Project: Houston Bridge House
Architecture: Lake Flato Architects
Interior Design: Rottet Studio / Lauren Rottet
Builder: R.B. Ratcliff & Associates
Location: Bunker Hill, Houston, Texas, United States
Area: 9000 ft2
Photo Credits: Casey Dunn
Text by Lake Flato Architects
Bridge House is a primary residence in Houston designed to uniquely characterize both the natural landscape of its city and the lofty ideals of its homeowners. Located on a wooded property with a private ravine that leads into the greater Buffalo Bayou, the house is a celebration of natural waterways inspired by the lightness of a bridge.
One arrives to the house across the ravine, with a narrow footbridge path offering a full appreciation of the wooded site. The Houston Bridge house sits parallel to the ravine as a sleek, two-story structure clad in dark metal, with a vertical articulation referencing the mature pines preserved on the property.
The heart of the home is a double-height living room that extends toward the ravine as a glass pavilion. Within this space, a second bridge is suspended from steel roof beams, connecting private bedroom suites upstairs. The articulation of lightness achieved by the steel structure is complemented by crisp, white walls showcasing the homeowner’s spectacular art collection.
The clients appreciated the significance of this urban yet natural site, uniquely defined by the ravine. The design team sited the new house over the former house footprint to minimize site disturbance and to preserve trees. The house’s footprint was well-suited for ideal solar orientation and positioned parallel to the ravine to best appreciate this natural landscape feature.
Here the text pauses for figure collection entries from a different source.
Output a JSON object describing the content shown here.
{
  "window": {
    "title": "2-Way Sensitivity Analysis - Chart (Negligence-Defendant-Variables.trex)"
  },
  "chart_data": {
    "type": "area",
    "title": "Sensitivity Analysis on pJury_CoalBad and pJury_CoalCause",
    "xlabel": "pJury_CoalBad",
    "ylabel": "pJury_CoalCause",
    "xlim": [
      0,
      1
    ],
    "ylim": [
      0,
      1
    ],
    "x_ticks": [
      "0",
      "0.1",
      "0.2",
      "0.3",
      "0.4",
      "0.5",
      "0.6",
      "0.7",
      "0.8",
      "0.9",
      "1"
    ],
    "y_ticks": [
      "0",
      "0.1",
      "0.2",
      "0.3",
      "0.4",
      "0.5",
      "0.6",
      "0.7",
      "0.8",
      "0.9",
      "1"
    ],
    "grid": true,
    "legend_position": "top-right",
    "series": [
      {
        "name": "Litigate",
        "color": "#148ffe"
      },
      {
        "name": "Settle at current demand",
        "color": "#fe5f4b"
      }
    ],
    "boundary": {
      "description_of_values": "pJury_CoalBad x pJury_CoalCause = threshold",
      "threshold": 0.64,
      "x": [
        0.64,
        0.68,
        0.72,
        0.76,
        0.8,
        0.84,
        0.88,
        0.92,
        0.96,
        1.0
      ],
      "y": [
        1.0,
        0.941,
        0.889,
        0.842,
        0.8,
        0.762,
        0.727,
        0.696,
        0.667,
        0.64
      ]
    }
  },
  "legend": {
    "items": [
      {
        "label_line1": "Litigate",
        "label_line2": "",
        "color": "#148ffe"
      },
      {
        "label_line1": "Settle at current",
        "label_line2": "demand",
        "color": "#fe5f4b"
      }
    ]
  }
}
With a large photovoltaic array, underground rainwater collection, and a high-efficiency geothermal system, this LEED-for-Homes Platinum residence utilizes renewable energy and is respectful of resources.
The existing property included an existing wood vehicular bridge, which disrupted the continuity of the ravine experience. By removing this bridge but designing new bridges throughout the landscape and inside the house, we aimed to honor the original structure yet allow for a better landscape connection. The ravine itself was restored and has been designated as a Certified Wildlife Habitat by the National Wildlife Federation. The house is a testament to the ideals of sustainability and beauty.